As to opportunity, if the water condition was in fact caused by an ongoing leakage problem of which defendant was aware (as opposed to something like a spilled water bottle), such might provide defendant with some opportunity to investigate, but, as set forth above, the documents cited by claimant provided no notice of the location of his fall such that defendant could link it with a leakage problem. The opportunity factor has thus not been met.

There is no prejudice in this case because of the transitory nature of the water condition, i.e., defendant was in no different position when claimant served a claim on the 93rd day[3] following his accident than if he had served it within the statutory 90-day period.

As to an alternate remedy, it is undisputed that claimant's sole remedy would lie against the State of New York in this Court. As to excuse, claimant maintains that he mistakenly thought he could mail his claim within the ninety day period following accrual (as opposed to ensuring it was received during such time). Such is not an adequate excuse for the purposes of the Act. See, e.g., Matter of E.K. (Anonymous) v State of New York, 235 AD2d 540, 652 NYS2d 759 (2d Dept 1997), lv denied 89 NY2d 815, 659 NYS2d 856 (1997).
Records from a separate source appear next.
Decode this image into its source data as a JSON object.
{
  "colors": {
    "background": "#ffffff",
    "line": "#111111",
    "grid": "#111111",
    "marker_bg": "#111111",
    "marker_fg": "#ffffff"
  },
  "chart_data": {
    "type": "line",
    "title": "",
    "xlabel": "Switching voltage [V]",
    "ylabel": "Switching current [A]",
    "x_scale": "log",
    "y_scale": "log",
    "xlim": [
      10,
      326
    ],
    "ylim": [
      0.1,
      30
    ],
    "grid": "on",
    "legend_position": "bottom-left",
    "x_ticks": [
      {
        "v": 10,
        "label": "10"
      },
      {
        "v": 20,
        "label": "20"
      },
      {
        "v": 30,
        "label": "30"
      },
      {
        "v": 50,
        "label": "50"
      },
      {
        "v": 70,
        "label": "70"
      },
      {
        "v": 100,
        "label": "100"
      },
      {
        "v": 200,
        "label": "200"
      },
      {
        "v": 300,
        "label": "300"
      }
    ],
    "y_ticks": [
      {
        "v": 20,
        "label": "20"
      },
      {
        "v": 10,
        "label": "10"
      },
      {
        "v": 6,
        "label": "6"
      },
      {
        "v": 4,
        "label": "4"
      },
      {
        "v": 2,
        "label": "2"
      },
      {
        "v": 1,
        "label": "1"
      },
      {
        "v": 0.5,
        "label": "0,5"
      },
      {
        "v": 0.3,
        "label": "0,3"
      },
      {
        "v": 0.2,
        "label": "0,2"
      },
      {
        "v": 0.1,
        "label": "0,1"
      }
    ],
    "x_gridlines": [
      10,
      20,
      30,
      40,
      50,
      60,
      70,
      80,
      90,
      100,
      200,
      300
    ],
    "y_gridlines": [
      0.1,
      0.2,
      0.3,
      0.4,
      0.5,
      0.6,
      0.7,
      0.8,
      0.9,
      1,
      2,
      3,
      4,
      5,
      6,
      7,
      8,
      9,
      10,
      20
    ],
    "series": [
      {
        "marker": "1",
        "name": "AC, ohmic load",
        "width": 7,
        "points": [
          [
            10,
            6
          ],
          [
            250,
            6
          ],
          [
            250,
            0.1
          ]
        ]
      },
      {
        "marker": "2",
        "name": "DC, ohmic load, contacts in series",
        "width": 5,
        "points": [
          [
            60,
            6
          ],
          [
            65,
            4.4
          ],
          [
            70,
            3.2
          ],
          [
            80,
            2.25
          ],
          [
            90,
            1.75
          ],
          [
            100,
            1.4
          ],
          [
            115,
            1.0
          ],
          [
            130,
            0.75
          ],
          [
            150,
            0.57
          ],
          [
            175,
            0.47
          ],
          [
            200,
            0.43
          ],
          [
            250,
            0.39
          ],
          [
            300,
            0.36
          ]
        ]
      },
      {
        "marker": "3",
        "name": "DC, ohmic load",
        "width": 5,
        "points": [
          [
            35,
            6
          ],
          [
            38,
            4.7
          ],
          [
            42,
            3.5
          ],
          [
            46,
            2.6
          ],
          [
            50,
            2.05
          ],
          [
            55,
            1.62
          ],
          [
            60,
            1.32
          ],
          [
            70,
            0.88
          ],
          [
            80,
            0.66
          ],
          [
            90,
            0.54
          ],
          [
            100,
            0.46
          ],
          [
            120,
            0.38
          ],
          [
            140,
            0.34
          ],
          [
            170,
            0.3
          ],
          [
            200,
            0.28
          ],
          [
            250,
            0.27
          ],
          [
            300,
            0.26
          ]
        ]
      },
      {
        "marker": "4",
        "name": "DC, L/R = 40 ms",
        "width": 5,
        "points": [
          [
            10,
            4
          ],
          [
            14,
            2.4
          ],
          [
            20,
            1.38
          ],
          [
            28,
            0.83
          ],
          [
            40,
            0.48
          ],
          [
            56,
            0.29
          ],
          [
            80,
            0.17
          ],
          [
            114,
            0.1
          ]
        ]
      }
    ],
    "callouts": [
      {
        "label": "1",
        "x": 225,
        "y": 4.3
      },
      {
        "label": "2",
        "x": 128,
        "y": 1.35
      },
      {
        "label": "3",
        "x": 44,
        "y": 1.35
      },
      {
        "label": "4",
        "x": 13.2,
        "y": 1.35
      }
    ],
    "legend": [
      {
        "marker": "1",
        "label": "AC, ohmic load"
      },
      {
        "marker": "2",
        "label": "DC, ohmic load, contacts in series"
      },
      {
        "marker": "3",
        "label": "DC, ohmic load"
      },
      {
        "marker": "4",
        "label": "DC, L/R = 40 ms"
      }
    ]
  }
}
Finally, it must be determined whether the proposed claim appears meritorious. As set forth above, in addition to his affidavits as to what happened, claimant has submitted numerous documents referring to his fall, as well as medical records concerning his injuries. Defendant argues that claimant has not shown actual or constructive notice of a leakage problem as of August 5, 2002, noting that the various documents claimant has submitted regarding such problem are all dated approximately a year after his accident. While claimant will presumably have such a burden at trial with regard to actual or constructive notice, for the purposes of this motion, claimant meets the standard set forth in Matter of Santana v New York State Thruway Authority, 92 Misc 2d 1, 11, 399 NYS2d 395, 402-03 (Ct Cl 1977): (i) the claim "must not be patently groundless, frivolous, or legally defective" and (ii) upon consideration of the entire record, including the proposed claim and any exhibits or affidavits, "there is reasonable cause to believe that a valid cause of action exists."
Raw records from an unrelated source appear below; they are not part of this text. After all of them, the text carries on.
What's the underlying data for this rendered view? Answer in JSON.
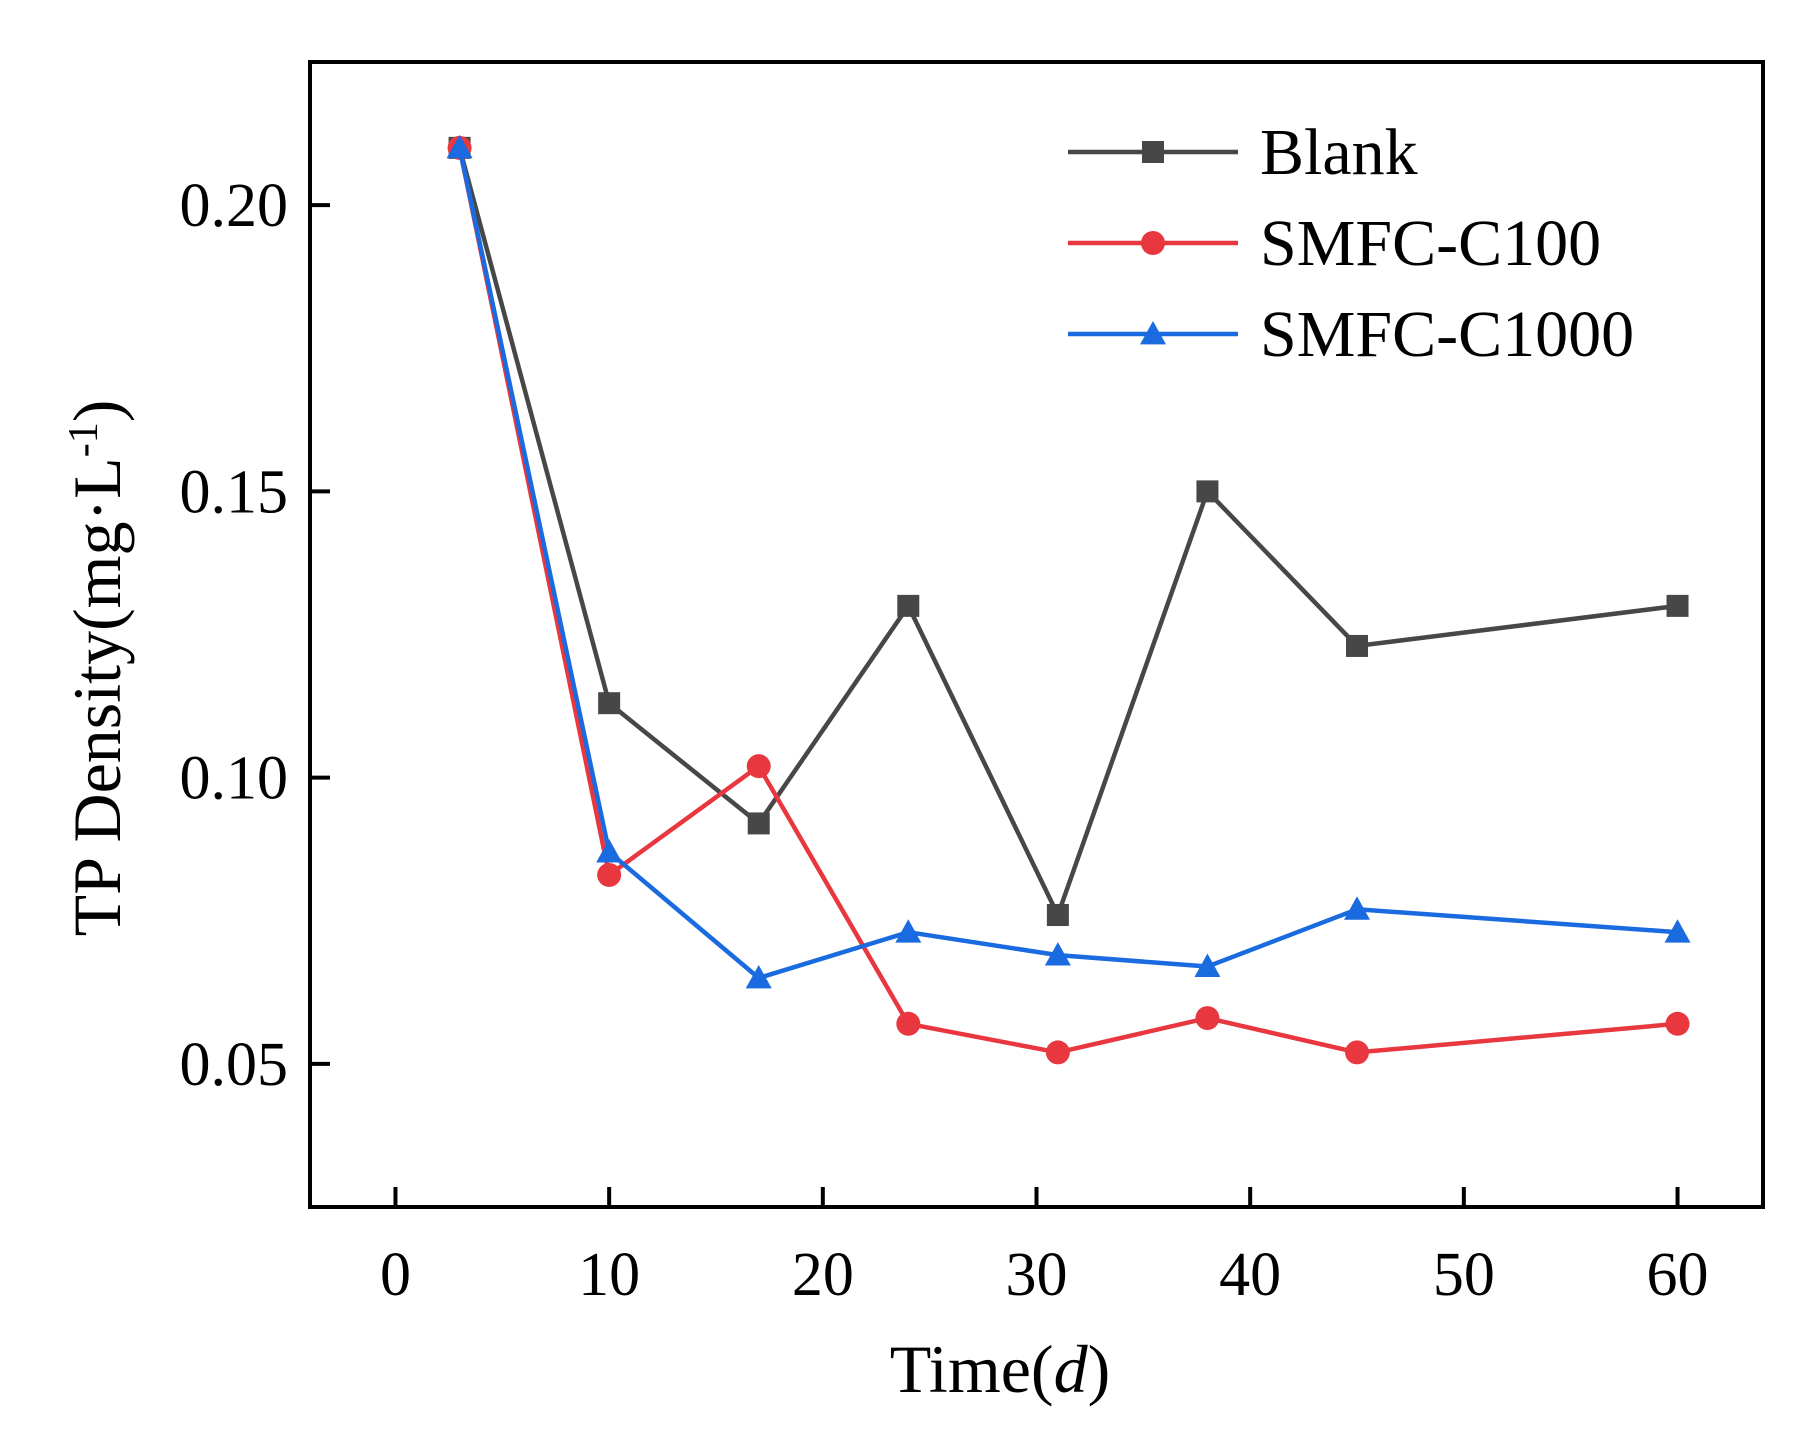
{
  "chart_data": {
    "type": "line",
    "title": "",
    "xlabel": "Time",
    "xlabel_italic_unit": "d",
    "ylabel": "TP Density(mg·L",
    "ylabel_superscript": "-1",
    "ylabel_suffix": ")",
    "xlim": [
      -4,
      64
    ],
    "ylim": [
      0.025,
      0.225
    ],
    "xticks": [
      0,
      10,
      20,
      30,
      40,
      50,
      60
    ],
    "xtick_labels": [
      "0",
      "10",
      "20",
      "30",
      "40",
      "50",
      "60"
    ],
    "yticks": [
      0.05,
      0.1,
      0.15,
      0.2
    ],
    "ytick_labels": [
      "0.05",
      "0.10",
      "0.15",
      "0.20"
    ],
    "grid": false,
    "legend_position": "top-right",
    "x": [
      3,
      10,
      17,
      24,
      31,
      38,
      45,
      60
    ],
    "series": [
      {
        "name": "Blank",
        "color": "#474747",
        "marker": "square",
        "values": [
          0.21,
          0.113,
          0.092,
          0.13,
          0.076,
          0.15,
          0.123,
          0.13
        ]
      },
      {
        "name": "SMFC-C100",
        "color": "#e8373e",
        "marker": "circle",
        "values": [
          0.21,
          0.083,
          0.102,
          0.057,
          0.052,
          0.058,
          0.052,
          0.057
        ]
      },
      {
        "name": "SMFC-C1000",
        "color": "#1a6ae0",
        "marker": "triangle",
        "values": [
          0.21,
          0.087,
          0.065,
          0.073,
          0.069,
          0.067,
          0.077,
          0.073
        ]
      }
    ]
  }
}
Accordingly, having reviewed the parties' submissions[4], IT IS ORDERED that motion no. M-69023 be granted and that within forty-five (45) days of the filing of this Decision and Order, claimant shall serve and file his claim and otherwise comply with §§11 and 11-a of the Court of Claims Act. For his claim, claimant shall use the revised proposed claim annexed to his reply papers.


February 4, 2005
New York, New York

HON. ALAN C. MARIN
Judge of the Court of Claims




  1. [1]In response to defendant's contention that the proposed claim annexed to Page's moving papers was not sufficiently descriptive for the purposes of §11 of the Court of Claims Act, claimant submitted a revised proposed claim with his reply papers. Having reviewed such revised proposed claim, I find that it is adequate for the purposes of §11.
  2. [2]See Bay Terrace Coop. Section IV, Inc. v New York State Employees' Retirement Sys. Policemen's and Firemen's Retirement Sys., 55 NY2d 979, 449 NYS2d 185 (1982); Scarver v State of New York, 233 AD2d 858, 649 NYS2d 280 (4th Dept 1996).
  3. [3]Claimant served a claim (no. 107508) on November 6, 2002, 93 days after his accident. Such claim was dismissed as untimely served in a July 1, 2003 Decision and Order on motion no. M-66683.
  4. [4]The Court reviewed: claimant's notice of motion with affirmation and affidavits in support, proposed claim, exhibits 1 through 9 and case law; defendant's affirmation in opposition with exhibits A through C; and claimant's reply affirmation with affidavit, revised proposed claim and exhibits 10 through 15.